Indexes and Performance
Creating Indexes
-- Single column index
CREATE INDEX idx_users_email ON users(email);
-- Composite index (order matters!)
CREATE INDEX idx_orders_user_date ON orders(user_id, order_date);
-- Unique index
CREATE UNIQUE INDEX idx_users_username ON users(username);
-- Partial index (PostgreSQL)
CREATE INDEX idx_active_users ON users(email) WHERE status = 'active';
Index Guidelines
When to create indexes:
- ✅ Columns used in WHERE clauses
- ✅ Columns used in JOIN conditions
- ✅ Columns used in ORDER BY
- ✅ Foreign key columns
When NOT to create indexes:
- ❌ Small tables (< 1000 rows)
- ❌ Columns with low selectivity (boolean fields)
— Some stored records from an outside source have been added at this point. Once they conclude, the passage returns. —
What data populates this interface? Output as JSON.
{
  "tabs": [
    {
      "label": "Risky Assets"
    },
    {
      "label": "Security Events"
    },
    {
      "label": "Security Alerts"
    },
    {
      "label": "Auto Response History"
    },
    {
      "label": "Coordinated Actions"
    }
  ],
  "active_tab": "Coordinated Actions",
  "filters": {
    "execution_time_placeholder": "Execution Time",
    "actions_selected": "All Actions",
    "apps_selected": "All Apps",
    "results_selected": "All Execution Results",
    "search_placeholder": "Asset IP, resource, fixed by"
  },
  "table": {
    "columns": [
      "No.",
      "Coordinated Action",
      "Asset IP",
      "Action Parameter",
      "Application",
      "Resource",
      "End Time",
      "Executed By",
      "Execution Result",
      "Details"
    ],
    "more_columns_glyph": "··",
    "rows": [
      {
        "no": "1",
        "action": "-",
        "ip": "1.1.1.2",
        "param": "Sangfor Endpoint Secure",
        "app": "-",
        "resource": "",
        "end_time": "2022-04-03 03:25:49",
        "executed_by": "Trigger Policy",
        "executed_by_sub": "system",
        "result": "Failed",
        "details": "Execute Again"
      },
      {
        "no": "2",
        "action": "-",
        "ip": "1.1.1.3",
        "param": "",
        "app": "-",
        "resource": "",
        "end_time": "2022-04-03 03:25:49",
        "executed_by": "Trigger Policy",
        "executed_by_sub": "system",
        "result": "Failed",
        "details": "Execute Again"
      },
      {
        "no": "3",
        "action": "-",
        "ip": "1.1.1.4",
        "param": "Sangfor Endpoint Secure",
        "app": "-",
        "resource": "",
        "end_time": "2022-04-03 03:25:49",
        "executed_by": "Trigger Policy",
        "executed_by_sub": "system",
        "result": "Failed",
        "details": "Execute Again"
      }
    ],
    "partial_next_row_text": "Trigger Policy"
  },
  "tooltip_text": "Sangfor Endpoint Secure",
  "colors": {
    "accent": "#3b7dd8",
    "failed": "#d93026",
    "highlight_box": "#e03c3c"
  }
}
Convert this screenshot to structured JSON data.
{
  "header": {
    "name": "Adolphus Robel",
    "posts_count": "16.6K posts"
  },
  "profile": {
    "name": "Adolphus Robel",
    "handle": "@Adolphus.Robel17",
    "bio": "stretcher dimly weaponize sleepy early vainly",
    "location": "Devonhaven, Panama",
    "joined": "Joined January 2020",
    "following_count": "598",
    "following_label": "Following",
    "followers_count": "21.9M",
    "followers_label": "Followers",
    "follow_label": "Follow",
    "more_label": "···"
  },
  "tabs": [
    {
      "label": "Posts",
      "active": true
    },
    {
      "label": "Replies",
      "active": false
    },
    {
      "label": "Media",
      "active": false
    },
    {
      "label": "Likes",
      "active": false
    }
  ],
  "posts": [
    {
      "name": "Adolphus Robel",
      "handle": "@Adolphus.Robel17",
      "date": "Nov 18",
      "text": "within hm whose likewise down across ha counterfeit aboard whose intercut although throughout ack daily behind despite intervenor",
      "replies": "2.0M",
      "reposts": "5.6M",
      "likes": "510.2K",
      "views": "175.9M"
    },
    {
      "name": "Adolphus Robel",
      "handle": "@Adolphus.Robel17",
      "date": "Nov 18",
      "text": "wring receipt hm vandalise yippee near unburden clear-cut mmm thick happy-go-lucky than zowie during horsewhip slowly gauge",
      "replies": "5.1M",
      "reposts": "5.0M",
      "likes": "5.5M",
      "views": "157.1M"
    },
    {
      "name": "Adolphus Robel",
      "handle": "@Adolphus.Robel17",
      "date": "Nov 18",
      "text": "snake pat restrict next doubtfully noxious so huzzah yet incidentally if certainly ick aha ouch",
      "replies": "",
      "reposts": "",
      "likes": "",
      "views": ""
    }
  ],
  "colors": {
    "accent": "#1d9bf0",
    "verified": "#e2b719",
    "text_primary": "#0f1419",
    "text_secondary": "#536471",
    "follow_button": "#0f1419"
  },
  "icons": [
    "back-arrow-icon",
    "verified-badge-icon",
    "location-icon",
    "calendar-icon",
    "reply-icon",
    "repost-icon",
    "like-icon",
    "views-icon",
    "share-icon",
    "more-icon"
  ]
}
- ❌ Columns frequently updated
For detailed index strategies, see references/indexes-performance.md.
Migrations
Safe Migration Pattern
-- Step 1: Add column as nullable
ALTER TABLE users ADD COLUMN status VARCHAR(20);
-- Step 2: Populate existing rows
UPDATE users SET status = 'active' WHERE status IS NULL;
-- Step 3: Make it NOT NULL
ALTER TABLE users ALTER COLUMN status SET NOT NULL;
-- Step 4: Add default for new rows
ALTER TABLE users ALTER COLUMN status SET DEFAULT 'active';
-- Rollback plan
ALTER TABLE users DROP COLUMN status;
Zero-Downtime Migrations
-- GOOD: Add column as nullable first, then backfill
ALTER TABLE large_table ADD COLUMN new_column VARCHAR(100);
-- Backfill in batches
UPDATE large_table SET new_column = 'value' WHERE new_column IS NULL LIMIT 1000;
-- Repeat until complete
-- Then make it NOT NULL
ALTER TABLE large_table ALTER COLUMN new_column SET NOT NULL;
See examples/migrations.sql for more migration patterns.
Advanced Patterns
UPSERT (Insert or Update)
-- PostgreSQL
INSERT INTO users (user_id, name, email, updated_at)
VALUES (1, 'John Doe', 'john@example.com', NOW())
ON CONFLICT (user_id)
DO UPDATE SET
name = EXCLUDED.name,
email = EXCLUDED.email,
updated_at = NOW();
-- MySQL
INSERT INTO users (user_id, name, email, updated_at)
VA